To the uninitiated, it may seem surprising that pistonless engines can achieve high power levels. Thermoacoustic devices manage this feat by exploiting acoustic resonance to produce large pressure oscillations from small gas motions. Consider a closed tube (an acoustic resonator) with a loudspeaker mounted at one end. The oscillating movement of the loudspeaker pumps in acoustic energy, which travels down the tube at the speed of sound, reflects off the far end and shoots back toward the source. If the frequency of the excitation is just right, the next increment of energy that the loudspeaker injects will arrive in step with the reflected portion of the acoustic wave.

The pressure swings in the resonating wave will then grow until the energy added during one cycle is exactly equal to the energy dissipated during one cycle, either by friction or by the production of useful work. The ultimate value of the pressure variation depends on the quality factor of the resonator, Q (which is equal to 2/π times the ratio of the pressure the loudspeaker produces in the resonator to that which the same loudspeaker would have generated in an infinitely long tube, one in which there would be no reflected wave).

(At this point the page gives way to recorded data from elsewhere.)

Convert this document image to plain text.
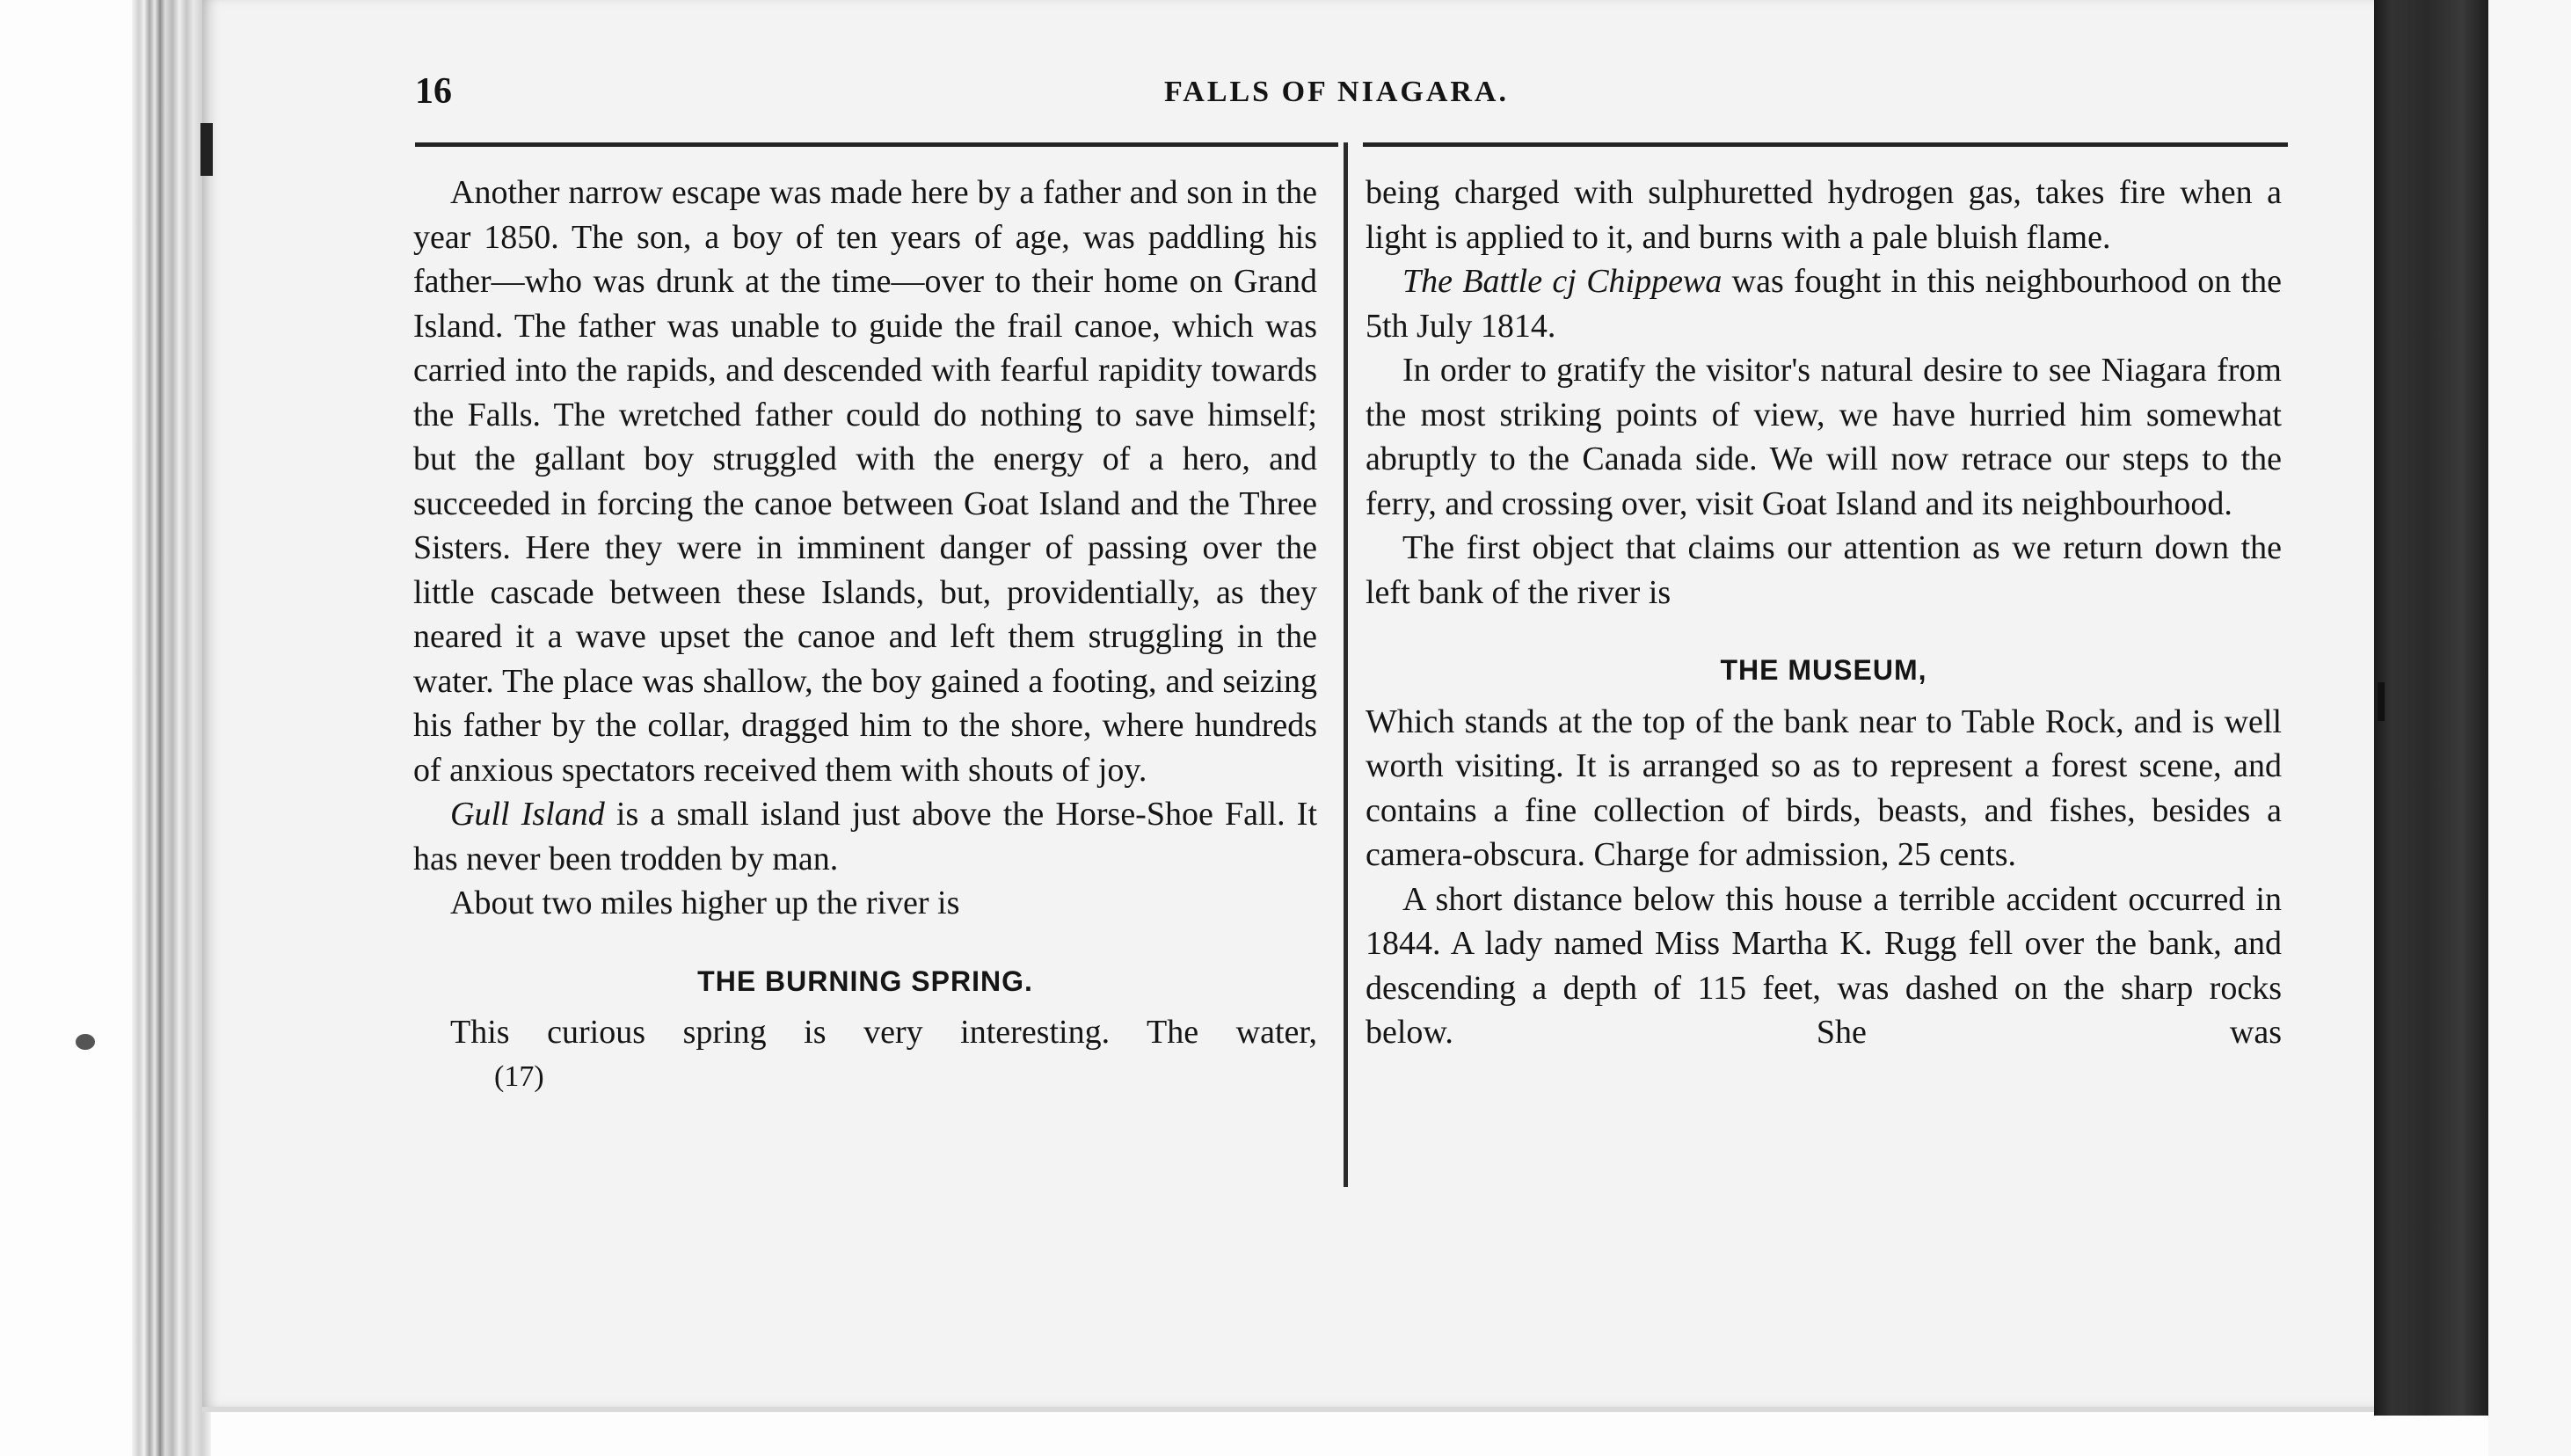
16	FALLS OF NIAGARA.

Another narrow escape was made here by a father and son in the year 1850. The son, a boy of ten years of age, was paddling his father—who was drunk at the time—over to their home on Grand Island. The father was unable to guide the frail canoe, which was carried into the rapids, and descended with fearful rapidity towards the Falls. The wretched father could do nothing to save himself; but the gallant boy struggled with the energy of a hero, and succeeded in forcing the canoe between Goat Island and the Three Sisters. Here they were in imminent danger of passing over the little cascade between these Islands, but, providentially, as they neared it a wave upset the canoe and left them struggling in the water. The place was shallow, the boy gained a footing, and seizing his father by the collar, dragged him to the shore, where hundreds of anxious spectators received them with shouts of joy.

Gull Island is a small island just above the Horse-Shoe Fall. It has never been trodden by man.

About two miles higher up the river is

THE BURNING SPRING.

This curious spring is very interesting. The water,

(17)

being charged with sulphuretted hydrogen gas, takes fire when a light is applied to it, and burns with a pale bluish flame.

The Battle cj Chippewa was fought in this neighbourhood on the 5th July 1814.

In order to gratify the visitor's natural desire to see Niagara from the most striking points of view, we have hurried him somewhat abruptly to the Canada side. We will now retrace our steps to the ferry, and crossing over, visit Goat Island and its neighbourhood.

The first object that claims our attention as we return down the left bank of the river is

THE MUSEUM,

Which stands at the top of the bank near to Table Rock, and is well worth visiting. It is arranged so as to represent a forest scene, and contains a fine collection of birds, beasts, and fishes, besides a camera-obscura. Charge for admission, 25 cents.

A short distance below this house a terrible accident occurred in 1844. A lady named Miss Martha K. Rugg fell over the bank, and descending a depth of 115 feet, was dashed on the sharp rocks below. She was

The result of this resonant Q amplification can be easily understood by considering the motion of a piston compressing some gas within a cylinder. If the initial length of the gas volume is, say, 20 centimeters and the piston moves slowly inward 1 centimeter, the pressure of the gas would increase by 5 percent, assuming no leakage around the piston. If, however, it oscillated back and forth rapidly at the resonant frequency of the cavity (860 cycles per second, assuming that the cylinder is filled with air at room temperature so that exactly one-half wavelength of sound fits inside), the piston would only have to move by something like 0.05 millimeter in a typical cavity (Q=30) to produce the same change in pressure. That tiny distance is only one two-hundredth as far as in the case of slow compression, yet it achieves exactly the same peak pressure.

Clearly, an oscillating acoustic source that moves such small distances does not need a piston with sealing rings moving in a lubricated cylinder—eliminating all sorts of pesky components found in conventional refrigeration compressors and internal-combustion engines. Flexible seals, such as metal bellows, would suffice. Such seals require no lubrication and do not demand the machining of close-tolerance parts to eliminate gas "blow-by" between a piston and its tight-fitting cylinder.